The article by Furquan Moharkan was published in Deccan Herald on October 24, 2017.


Leaders cutting across party lines generate popularity on social media using bots, or automated software, according to the data-analytics website TwitterAudit.

Delhi chief minister Arvind Kejriwal, Modi, and Congress vice president Rahul Gandhi have a combined Twitter credibility of just 35%. In other words, 65 out of 100 followers are fake.

Kejriwal, with 1.24 crore followers, has a low credibility of 22.9% on Twitter, according to TwitterAudit. A good 96.34 lakh of Kejriwal’s followers are bots.

Modi, who has two personal Twitter handles (@narendramodi and @narendramodi_in), has a combined credibility of just 37.4%. On the handle @narendramodi, of 3.5 crore followers, just 1.3 crore followers are said to be authentic. The remaining 2.2 crore are marked as bots by TwitterAudit.

The handle @narendramodi_in has 5.99 lakh authentic followers, and 8.01 lakh are again marked as bots.

Congress heir apparent Rahul Gandhi, relatively new to social media, has seen much traction of late. His credibility score is 51.6% on Twitter.

While 19.73 lakh of his followers are authentic, 18.51 lakh are said to be fake.

Rahul’s story

Rahul Gandhi’s handle ‘OfficeofRG’ has been in the news, with a spike in retweets being cited by rivals in the BJP as evidence of bots at work.

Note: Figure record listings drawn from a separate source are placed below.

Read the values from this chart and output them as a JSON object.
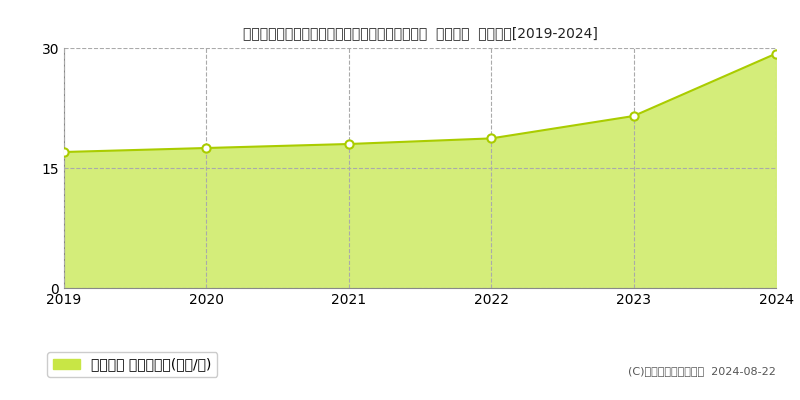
{
  "title": "北海道札幌市北区篠路３条４丁目３８番５７５外  地価公示  地価推移[2019-2024]",
  "years": [
    2019,
    2020,
    2021,
    2022,
    2023,
    2024
  ],
  "values": [
    17.0,
    17.5,
    18.0,
    18.7,
    21.5,
    29.3
  ],
  "ylim": [
    0,
    30
  ],
  "yticks": [
    0,
    15,
    30
  ],
  "line_color": "#aacc00",
  "fill_color": "#d4ed7a",
  "fill_alpha": 1.0,
  "marker_color": "white",
  "marker_edge_color": "#aacc00",
  "grid_color": "#aaaaaa",
  "background_color": "#ffffff",
  "legend_label": "地価公示 平均坪単価(万円/坪)",
  "legend_marker_color": "#c8e645",
  "copyright_text": "(C)土地価格ドットコム  2024-08-22",
  "title_fontsize": 12,
  "axis_fontsize": 10,
  "legend_fontsize": 9
}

The handle got 2,784 retweets in September, as compared to 2,506 for Modi and and 1,722 for Kejriwal. In October, he’s scoring even better, with 3,812 retweets.

Sites like TwitterAudit are helpful, but their results are guesses based on various assumptions about ‘bot-like’ qualities, according to an expert.

Pranesh Prakash, Policy Director at Centre for Internet and Society, told DH some users were also out on ‘false flag operations,’ besmirching opponents by ‘exposing’ their usage of bots. “The idea that social media bots can shape popular discourse, as is often supposed to be the case with Brexit, is not backed by research,” he said. “A study by Enders Analysis shows the opposite to be the case.”

The score by TwitterAudit is based on the number of tweets, date of the last tweet, and ratio of followers to friends.

A news agency alleged the traction came from ‘bots’ with Russian, Kazakh or Indonesian handles routinely retweeting Rahul’s posts.